# logorithmic differentiation

• Dec 9th 2009, 09:24 AM
Evan.Kimia
logorithmic differentiation
http://www.webassign.net/cgi-bin/sym...%2A%287%20x%29

Heres what i did:

used the laws of logs to get this:

7x ln (sqrt(x))

ln(y) = 7x ln (sqrt(x))

start solving by implicit differentiation:

y'/y = 7x*(1/x) *(1/2sqrt(x))+ln(sqrt(x))*7

final = y'=y(7x*(1/x) *(1/2sqrt(x))+ln(sqrt(x))*7)

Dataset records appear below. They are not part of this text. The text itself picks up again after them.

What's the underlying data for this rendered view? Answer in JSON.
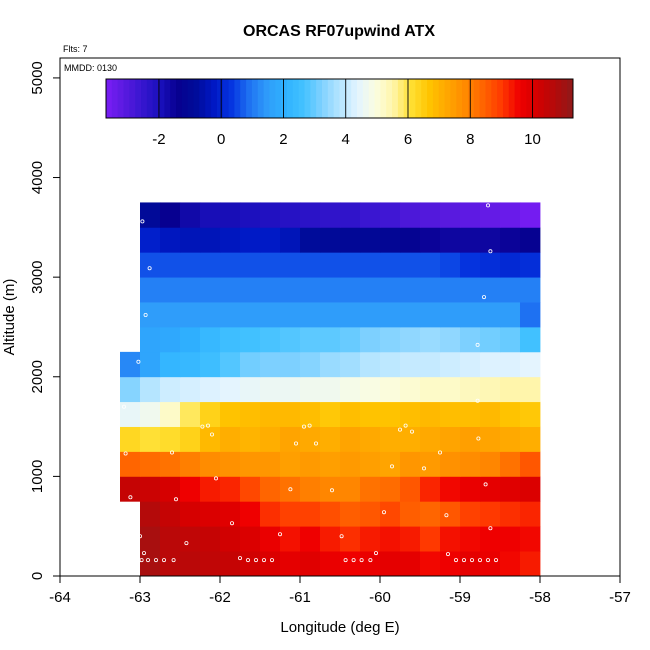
{
  "chart_data": {
    "type": "heatmap",
    "title": "ORCAS RF07upwind ATX",
    "flights_note": "Flts: 7",
    "date_note": "MMDD: 0130",
    "xlabel": "Longitude (deg E)",
    "ylabel": "Altitude (m)",
    "xlim": [
      -64,
      -57
    ],
    "ylim": [
      0,
      5200
    ],
    "xticks": [
      -64,
      -63,
      -62,
      -61,
      -60,
      -59,
      -58,
      -57
    ],
    "xtick_labels": [
      "-64",
      "-63",
      "-62",
      "-61",
      "-60",
      "-59",
      "-58",
      "-57"
    ],
    "yticks": [
      0,
      1000,
      2000,
      3000,
      4000,
      5000
    ],
    "ytick_labels": [
      "0",
      "1000",
      "2000",
      "3000",
      "4000",
      "5000"
    ],
    "grid": false,
    "colorbar": {
      "min": -3.7,
      "max": 11.3,
      "ticks": [
        -2,
        0,
        2,
        4,
        6,
        8,
        10
      ],
      "tick_labels": [
        "-2",
        "0",
        "2",
        "4",
        "6",
        "8",
        "10"
      ],
      "colors": [
        "#7a1df5",
        "#5a1ae0",
        "#3716cf",
        "#1a10bd",
        "#07008f",
        "#000c99",
        "#0018c4",
        "#0535e0",
        "#1f73f2",
        "#2f9dfa",
        "#2fb2ff",
        "#43c2ff",
        "#7fd1ff",
        "#b5e5ff",
        "#e3f4ff",
        "#fbfde0",
        "#fff5a8",
        "#ffe033",
        "#ffc400",
        "#ffa600",
        "#ff8a00",
        "#ff6400",
        "#ff3a00",
        "#f00000",
        "#d40000",
        "#b30a0a",
        "#8f1a1a"
      ]
    },
    "cell_lon_step": 0.25,
    "cell_alt_step": 250,
    "rows": [
      {
        "alt0": 0,
        "lon0": -63.0,
        "values": [
          10.9,
          10.6,
          10.6,
          10.5,
          10.4,
          10.2,
          10.0,
          9.8,
          9.9,
          9.7,
          9.6,
          9.7,
          9.8,
          9.8,
          9.5,
          9.6,
          9.8,
          9.7,
          9.5,
          9.3
        ]
      },
      {
        "alt0": 250,
        "lon0": -63.0,
        "values": [
          10.9,
          10.6,
          10.5,
          10.4,
          10.2,
          10.0,
          9.7,
          9.4,
          9.6,
          9.3,
          9.1,
          9.3,
          9.4,
          9.3,
          9.0,
          9.4,
          9.5,
          9.6,
          9.6,
          9.5
        ]
      },
      {
        "alt0": 500,
        "lon0": -63.0,
        "values": [
          10.7,
          10.4,
          10.1,
          10.0,
          9.9,
          9.6,
          9.1,
          8.9,
          8.9,
          8.7,
          8.5,
          8.6,
          8.8,
          8.5,
          8.4,
          8.6,
          8.9,
          9.0,
          9.1,
          9.2
        ]
      },
      {
        "alt0": 750,
        "lon0": -63.25,
        "values": [
          10.4,
          10.3,
          10.1,
          9.6,
          9.3,
          9.2,
          8.8,
          8.4,
          8.2,
          8.0,
          7.9,
          7.9,
          8.2,
          8.3,
          8.6,
          9.2,
          9.5,
          9.7,
          9.8,
          9.9,
          10.0
        ]
      },
      {
        "alt0": 1000,
        "lon0": -63.25,
        "values": [
          8.4,
          8.3,
          8.2,
          8.0,
          7.8,
          7.7,
          7.6,
          7.6,
          7.4,
          7.5,
          7.4,
          7.5,
          7.4,
          7.3,
          7.6,
          7.5,
          7.7,
          7.8,
          7.9,
          8.2,
          8.6
        ]
      },
      {
        "alt0": 1250,
        "lon0": -63.25,
        "values": [
          6.3,
          6.1,
          6.2,
          6.4,
          6.9,
          7.1,
          7.0,
          7.1,
          7.3,
          7.2,
          7.1,
          7.3,
          7.2,
          7.1,
          7.1,
          7.2,
          7.3,
          7.4,
          7.3,
          7.2,
          7.1
        ]
      },
      {
        "alt0": 1500,
        "lon0": -63.25,
        "values": [
          4.5,
          4.7,
          5.2,
          5.9,
          6.4,
          6.7,
          6.8,
          6.9,
          6.9,
          6.8,
          6.6,
          6.8,
          6.7,
          6.7,
          6.8,
          6.9,
          6.8,
          6.8,
          6.9,
          6.7,
          6.6
        ]
      },
      {
        "alt0": 1750,
        "lon0": -63.25,
        "values": [
          3.3,
          3.8,
          4.1,
          4.2,
          4.3,
          4.4,
          4.5,
          4.6,
          4.6,
          4.7,
          4.7,
          4.8,
          4.9,
          5.0,
          5.1,
          5.2,
          5.2,
          5.3,
          5.4,
          5.5,
          5.5
        ]
      },
      {
        "alt0": 2000,
        "lon0": -63.25,
        "values": [
          1.2,
          1.7,
          2.2,
          2.3,
          2.5,
          2.8,
          3.1,
          3.2,
          3.2,
          3.3,
          3.5,
          3.6,
          3.8,
          3.9,
          4.0,
          4.0,
          4.1,
          4.2,
          4.3,
          4.3,
          4.4
        ]
      },
      {
        "alt0": 2250,
        "lon0": -63.0,
        "values": [
          1.7,
          1.8,
          2.0,
          2.3,
          2.5,
          2.6,
          2.7,
          2.8,
          2.9,
          2.9,
          3.0,
          3.2,
          3.3,
          3.4,
          3.5,
          3.4,
          3.2,
          3.1,
          3.0,
          2.6
        ]
      },
      {
        "alt0": 2500,
        "lon0": -63.0,
        "values": [
          1.5,
          1.5,
          1.5,
          1.5,
          1.5,
          1.5,
          1.5,
          1.5,
          1.5,
          1.5,
          1.5,
          1.5,
          1.5,
          1.5,
          1.5,
          1.5,
          1.5,
          1.5,
          1.5,
          0.9
        ]
      },
      {
        "alt0": 2750,
        "lon0": -63.0,
        "values": [
          1.1,
          1.1,
          1.1,
          1.1,
          1.1,
          1.1,
          1.1,
          1.1,
          1.1,
          1.1,
          1.1,
          1.1,
          1.1,
          1.1,
          1.1,
          1.1,
          1.1,
          1.1,
          1.1,
          1.1
        ]
      },
      {
        "alt0": 3000,
        "lon0": -63.0,
        "values": [
          0.6,
          0.6,
          0.6,
          0.6,
          0.6,
          0.6,
          0.6,
          0.6,
          0.6,
          0.6,
          0.6,
          0.6,
          0.6,
          0.6,
          0.6,
          0.5,
          0.3,
          0.2,
          0.1,
          0.2
        ]
      },
      {
        "alt0": 3250,
        "lon0": -63.0,
        "values": [
          -0.1,
          -0.3,
          -0.4,
          -0.4,
          -0.3,
          -0.2,
          -0.2,
          -0.4,
          -0.8,
          -0.9,
          -1.0,
          -1.0,
          -1.1,
          -1.2,
          -1.5,
          -1.6,
          -1.6,
          -1.6,
          -1.5,
          -1.3
        ]
      },
      {
        "alt0": 3500,
        "lon0": -63.0,
        "values": [
          -0.9,
          -1.4,
          -1.7,
          -1.9,
          -1.9,
          -2.0,
          -2.1,
          -2.2,
          -2.3,
          -2.4,
          -2.4,
          -2.6,
          -2.7,
          -2.9,
          -3.0,
          -3.1,
          -3.2,
          -3.3,
          -3.4,
          -3.6
        ]
      }
    ],
    "sample_points": [
      [
        -62.97,
        3560
      ],
      [
        -58.65,
        3720
      ],
      [
        -62.88,
        3090
      ],
      [
        -58.62,
        3260
      ],
      [
        -62.93,
        2620
      ],
      [
        -58.7,
        2800
      ],
      [
        -63.02,
        2150
      ],
      [
        -58.78,
        2320
      ],
      [
        -63.2,
        1700
      ],
      [
        -58.78,
        1760
      ],
      [
        -63.18,
        1230
      ],
      [
        -62.6,
        1240
      ],
      [
        -62.22,
        1500
      ],
      [
        -62.15,
        1510
      ],
      [
        -62.1,
        1420
      ],
      [
        -60.95,
        1500
      ],
      [
        -60.88,
        1510
      ],
      [
        -61.05,
        1330
      ],
      [
        -60.8,
        1330
      ],
      [
        -59.75,
        1470
      ],
      [
        -59.68,
        1510
      ],
      [
        -59.6,
        1450
      ],
      [
        -59.25,
        1240
      ],
      [
        -58.77,
        1380
      ],
      [
        -59.45,
        1080
      ],
      [
        -59.85,
        1100
      ],
      [
        -62.05,
        980
      ],
      [
        -61.12,
        870
      ],
      [
        -60.6,
        860
      ],
      [
        -58.68,
        920
      ],
      [
        -63.12,
        790
      ],
      [
        -62.55,
        770
      ],
      [
        -59.17,
        610
      ],
      [
        -59.95,
        640
      ],
      [
        -61.85,
        530
      ],
      [
        -62.42,
        330
      ],
      [
        -61.25,
        420
      ],
      [
        -60.48,
        400
      ],
      [
        -63.0,
        400
      ],
      [
        -62.95,
        230
      ],
      [
        -63.02,
        150
      ],
      [
        -62.98,
        160
      ],
      [
        -62.9,
        160
      ],
      [
        -62.8,
        160
      ],
      [
        -62.7,
        160
      ],
      [
        -62.58,
        160
      ],
      [
        -61.75,
        180
      ],
      [
        -61.65,
        160
      ],
      [
        -61.55,
        160
      ],
      [
        -61.45,
        160
      ],
      [
        -61.35,
        160
      ],
      [
        -60.43,
        160
      ],
      [
        -60.33,
        160
      ],
      [
        -60.23,
        160
      ],
      [
        -60.12,
        160
      ],
      [
        -60.05,
        230
      ],
      [
        -59.15,
        220
      ],
      [
        -59.05,
        160
      ],
      [
        -58.95,
        160
      ],
      [
        -58.85,
        160
      ],
      [
        -58.75,
        160
      ],
      [
        -58.65,
        160
      ],
      [
        -58.55,
        160
      ],
      [
        -58.62,
        480
      ]
    ]
  }
}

I think i know what i did wrong, i used ln(sqrt(x)) as 1 function instead of 2. This is a Web Assign and im about out of guesses. If I would apply the product rule between 7x and ln then apply it in another product rule with sqrt(x) would i get the right answer?
• Dec 9th 2009, 09:30 AM
TheEmptySet
Quote:

Originally Posted by Evan.Kimia
http://www.webassign.net/cgi-bin/sym...%2A%287%20x%29

Heres what i did:

used the laws of logs to get this:

7x ln (sqrt(x))

ln(y) = 7x ln (sqrt(x))

start solving by implicit differentiation:

y'/y = 7x*(1/x) *(1/2sqrt(x))+ln(sqrt(x))*7

final = y'=y(7x*(1/x) *(1/2sqrt(x))+ln(sqrt(x))*7)

I think i know what i did wrong, i used ln(sqrt(x)) as 1 function instead of 2. This is a Web Assign and im about out of guesses. If I would apply the product rule between 7x and ln then apply it in another product rule with sqrt(x) would i get the right answer?

the equation can be further simpilifed before you take the derivative:

$\displaystyle \ln(y)=7x\ln(\sqrt{x})=\frac{7x}{2}\ln(x)$

You could also note this from the beginning

$\displaystyle y=(\sqrt{x})^{7x}=(x^{1/2})^{7x}=x^{\frac{7x}{2}}$

Then take the log

So then we get

$\displaystyle \frac{y'}{y}=\frac{7}{2}\ln(x)+\frac{7}{2}=$ ...

I hope this helps